Figure 1. Potential impact of whole genome sequencing in diagnostic and public health microbiology.

Clinical samples processed by diagnostic microbiology laboratories commonly pass through up to four stages, characterised by a stepwise decrease in the number of samples analysed at each successive stage and an inverse association with turn-around time (TAT), labour, and costs (shown in dark blue). Detection, identification, and susceptibility testing in virology are achieved using serological or molecular methods, whereas bacteriology generally relies on phenotypic methods. Epidemiological typing is only done for a handful of organisms using molecular and sometimes phenotypic methods. The most compelling immediate applications for WGS are molecular epidemiology for the purposes of surveillance and outbreak investigation (e.g. for MRSA) and drug susceptibility testing for organisms that are either slow growers or difficult to culture (e.g. MTBC and HIV).

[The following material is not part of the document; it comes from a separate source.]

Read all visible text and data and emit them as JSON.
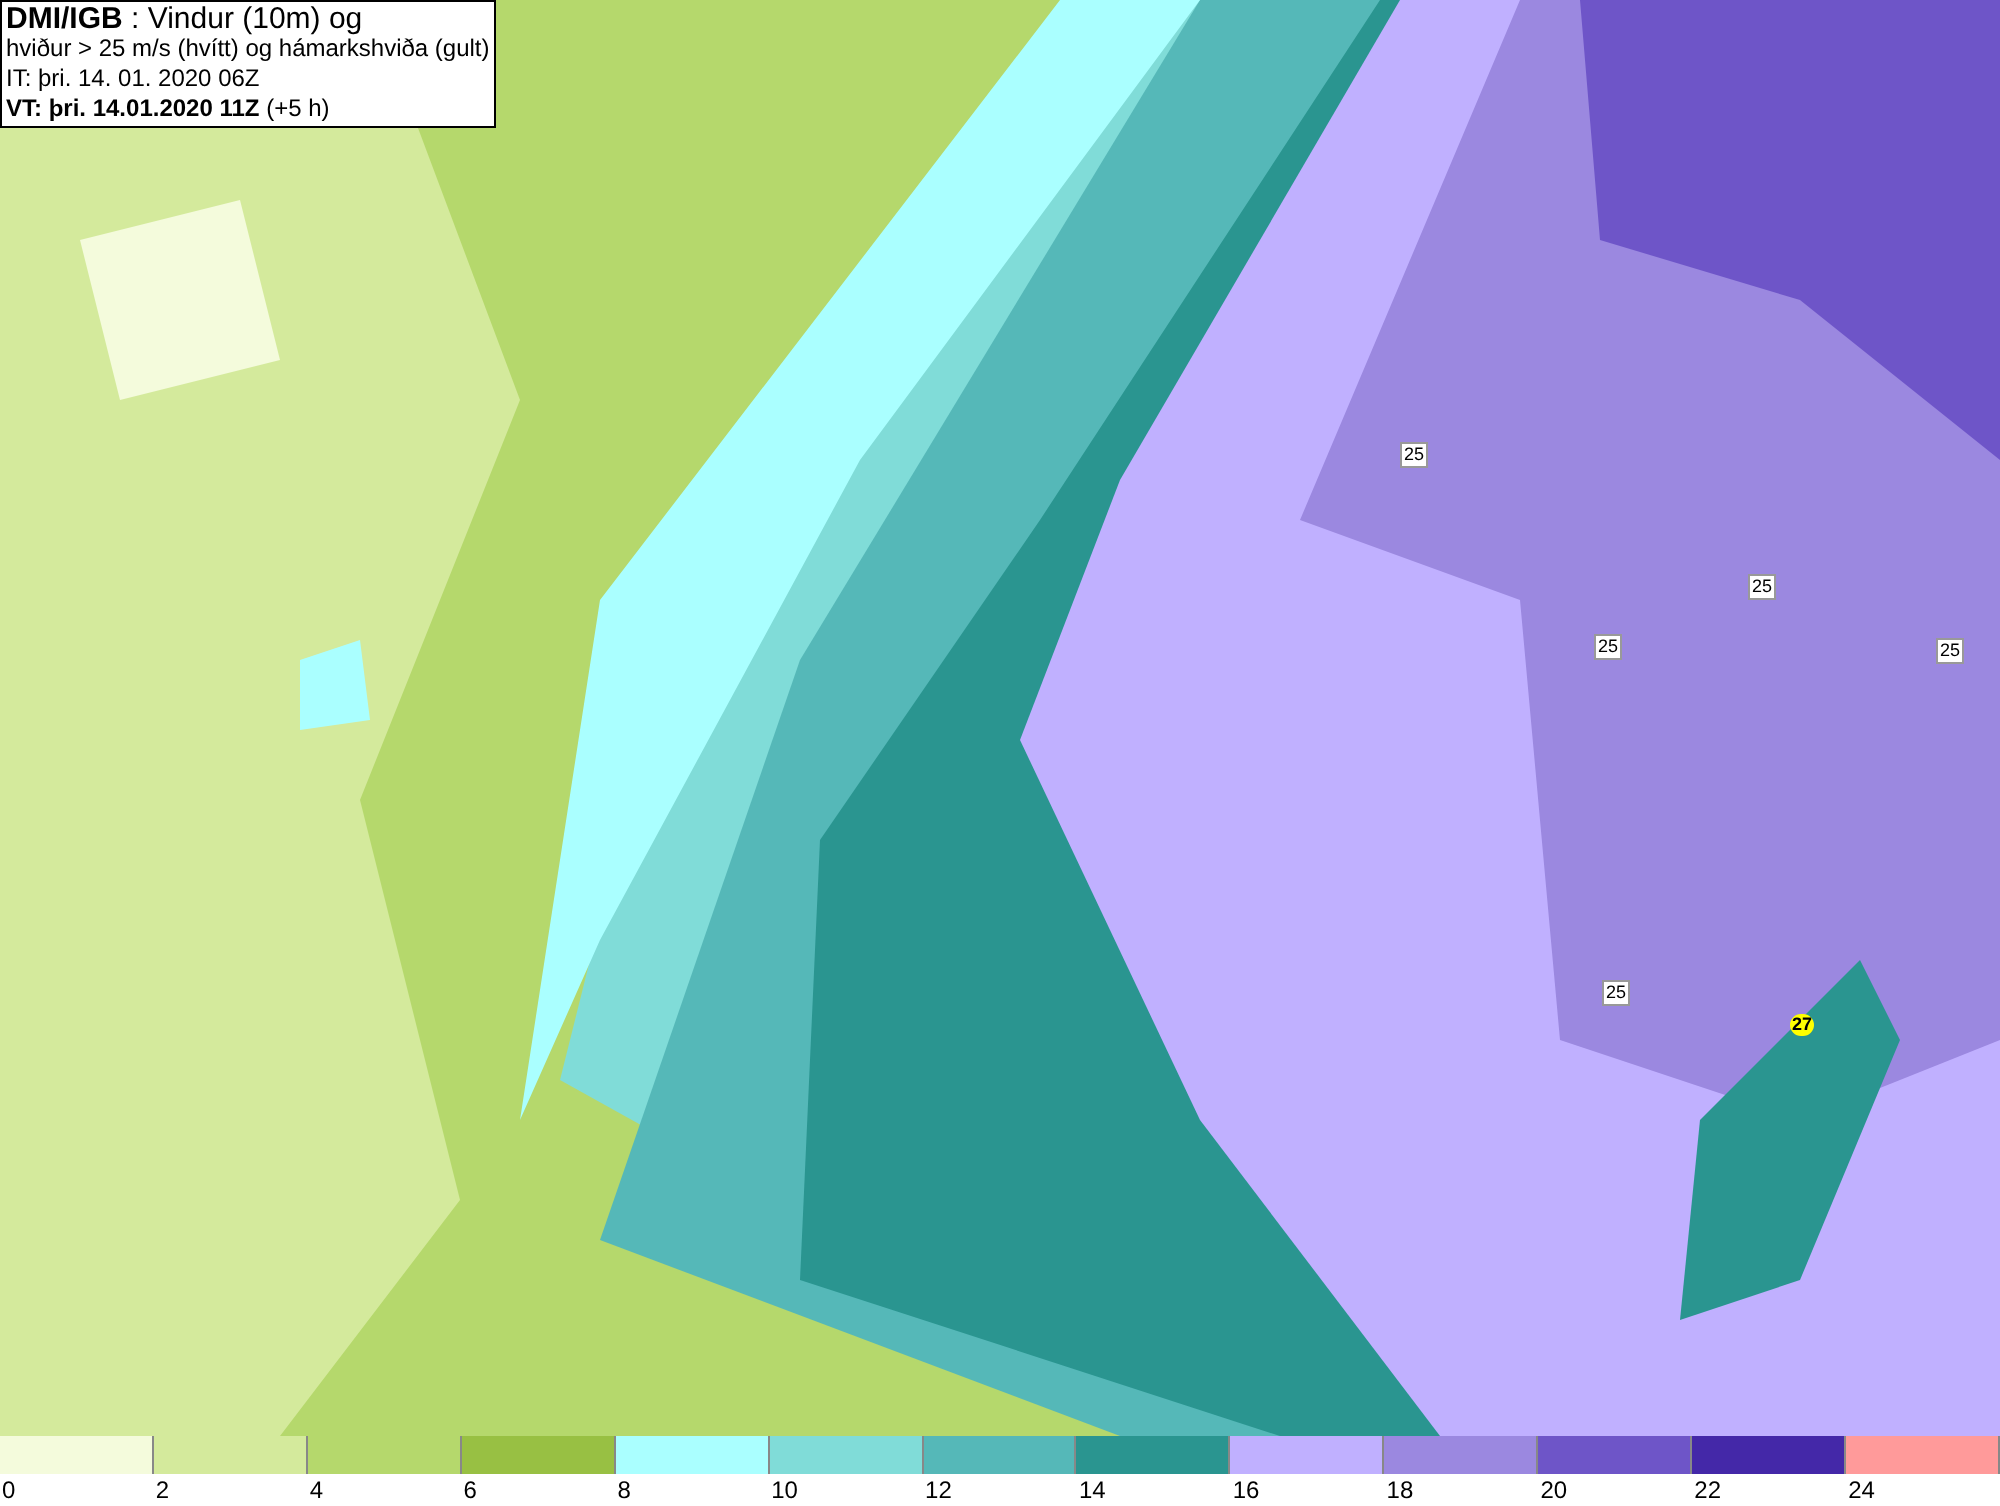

This is likely to lead to more samples being typed than is currently the case (depicted in purple), all while drastically reducing turnaround times, provided that WGS is performed in a regional or local laboratory rather than a reference centre. Assuming that this information enables cost-effective clinical interventions, the number of pathogens sequenced is likely to increase over time. Approaches to detection and identification of pathogens and the majority of susceptibility testing are likely to remain largely unchanged in the near future.